Why the shift to passive investing?

When looking at what is driving the shift towards passive investing, I’d first of all like to say I prefer to call it ‘index investing’, as the former term implies the investor is ‘lifeless’ or ‘inactive’. 

The move to indexing is being driven by several factors, including investors increasingly embracing the benefits of being diversified within and across asset classes. It is also fuelled by the recognition it is difficult to pick stocks or bonds that perform better than the benchmark.

On top of this, it is hard to find active funds that consistently beat their benchmarks, while the costs associated with stock-picking also play a role.

It is also the case that more investors are developing financial plans based on when and how much money they will need.

Once you have decided on your asset allocation, which forms the building blocks of your portfolio, you look at which investments will best fulfil those allocations. Many money managers prefer to pick individual stocks and bonds in their home country or region but use ETFs, funds or derivative products to invest in markets where they lack expertise, access to research or the ability to invest directly.  

Let us assume that one of the target allocations the investor wants to implement is exposure to the US  stock market, as represented by the S&P 500 index. Performance is one of the key considerations for investors and most would like to find active funds that consistently deliver returns that are above the index – the S&P 500 in this example. But finding funds or a fund that consistently delivers on this goal is a significant challenge for both retail and institutional investors. 

In his often-referenced article, ‘The Loser's Game,’ published in the Financial Analysts Journal, Charles Ellis highlighted the shortfall of active managers. He noted that over the prior decade, 85% of all institutional investors who tried to beat the stock market underperformed the S&P 500 Index.

The challenge of finding professional managers who consistently beat their benchmark – as measured by the S&P 500 index - and delivered alpha by picking individual stocks has not changed much in the past nearly forty years.  

Numerous studies have shown that it is hard for professional active investors to consistently beat their benchmark. What’s more, the annual costs associated with investing in active funds is significantly more than investing in an index fund designed to track the same benchmark.

These higher costs are another important factor accelerating the move to index investing. Since the recent financial crisis, investors have become more aware of the impact these expenses can have on active fund performance. An active fund that delivers returns below the benchmark prior to costs being deducted looks like a faulty choice for a building block after deducting the typical annual 1.50% expenses for active funds.  

An index fund may not offer the potential to outperform a benchmark, but you do know you will get the benchmark minus fees and any tracking error, which should be very small - typically less than 0.50 percentage points for an S&P 500 index fund. 

Over the past few years we have seen growth in the use of index investing by both retail and institutional investors through futures, structured products, equity-linked notes, index funds and ETFs.

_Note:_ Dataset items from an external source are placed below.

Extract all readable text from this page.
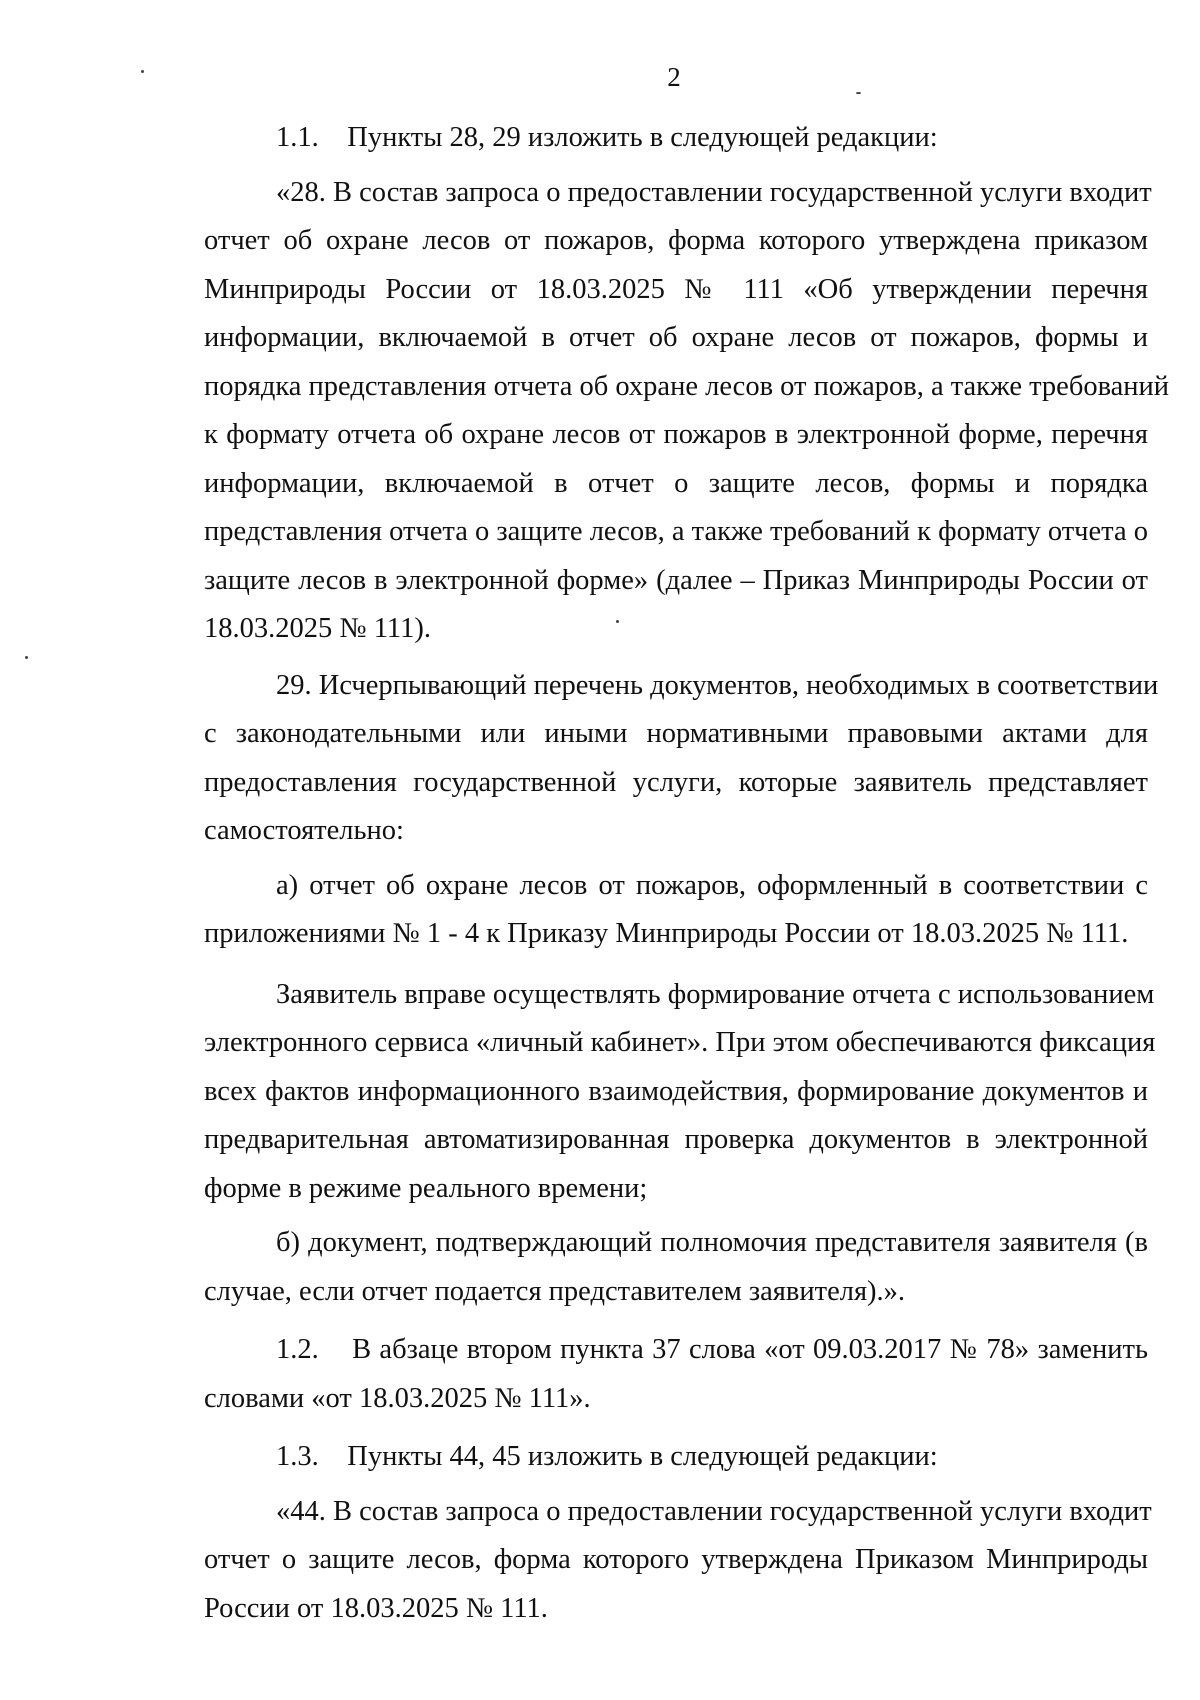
2
1.1.    Пункты 28, 29 изложить в следующей редакции:
«28. В состав запроса о предоставлении государственной услуги входит
отчет об охране лесов от пожаров, форма которого утверждена приказом
Минприроды России от 18.03.2025 № 111 «Об утверждении перечня
информации, включаемой в отчет об охране лесов от пожаров, формы и
порядка представления отчета об охране лесов от пожаров, а также требований
к формату отчета об охране лесов от пожаров в электронной форме, перечня
информации, включаемой в отчет о защите лесов, формы и порядка
представления отчета о защите лесов, а также требований к формату отчета о
защите лесов в электронной форме» (далее – Приказ Минприроды России от
18.03.2025 № 111).
29. Исчерпывающий перечень документов, необходимых в соответствии
с законодательными или иными нормативными правовыми актами для
предоставления государственной услуги, которые заявитель представляет
самостоятельно:
а) отчет об охране лесов от пожаров, оформленный в соответствии с
приложениями № 1 - 4 к Приказу Минприроды России от 18.03.2025 № 111.
Заявитель вправе осуществлять формирование отчета с использованием
электронного сервиса «личный кабинет». При этом обеспечиваются фиксация
всех фактов информационного взаимодействия, формирование документов и
предварительная автоматизированная проверка документов в электронной
форме в режиме реального времени;
б) документ, подтверждающий полномочия представителя заявителя (в
случае, если отчет подается представителем заявителя).».
1.2.    В абзаце втором пункта 37 слова «от 09.03.2017 № 78» заменить
словами «от 18.03.2025 № 111».
1.3.    Пункты 44, 45 изложить в следующей редакции:
«44. В состав запроса о предоставлении государственной услуги входит
отчет о защите лесов, форма которого утверждена Приказом Минприроды
России от 18.03.2025 № 111.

Investors need to be diligent in determining how they might implement index exposure to their selected benchmark. Futures tend to cover less than 80 benchmarks. Also, many investors aren’t allowed to use futures, while others are limited in their use and others prefer not to use them. 

Structured products and equity-linked notes are investment vehicles, which are created by banks and brokers on a bespoke basis. They typically require an initial investment of $20 million to $100 million, depending on the index.  

Meanwhile, index mutual funds tend to exist only on well-known indices while ETFs cover an ever-expanding array of indices and asset classes. ETFs offer a number of benefits over many of the other alternatives mentioned above: small minimum investment, typically less than $80; liquidity; diversification; low cost; exchange-traded; and real-time access to a wide range of indices and asset classes around the world.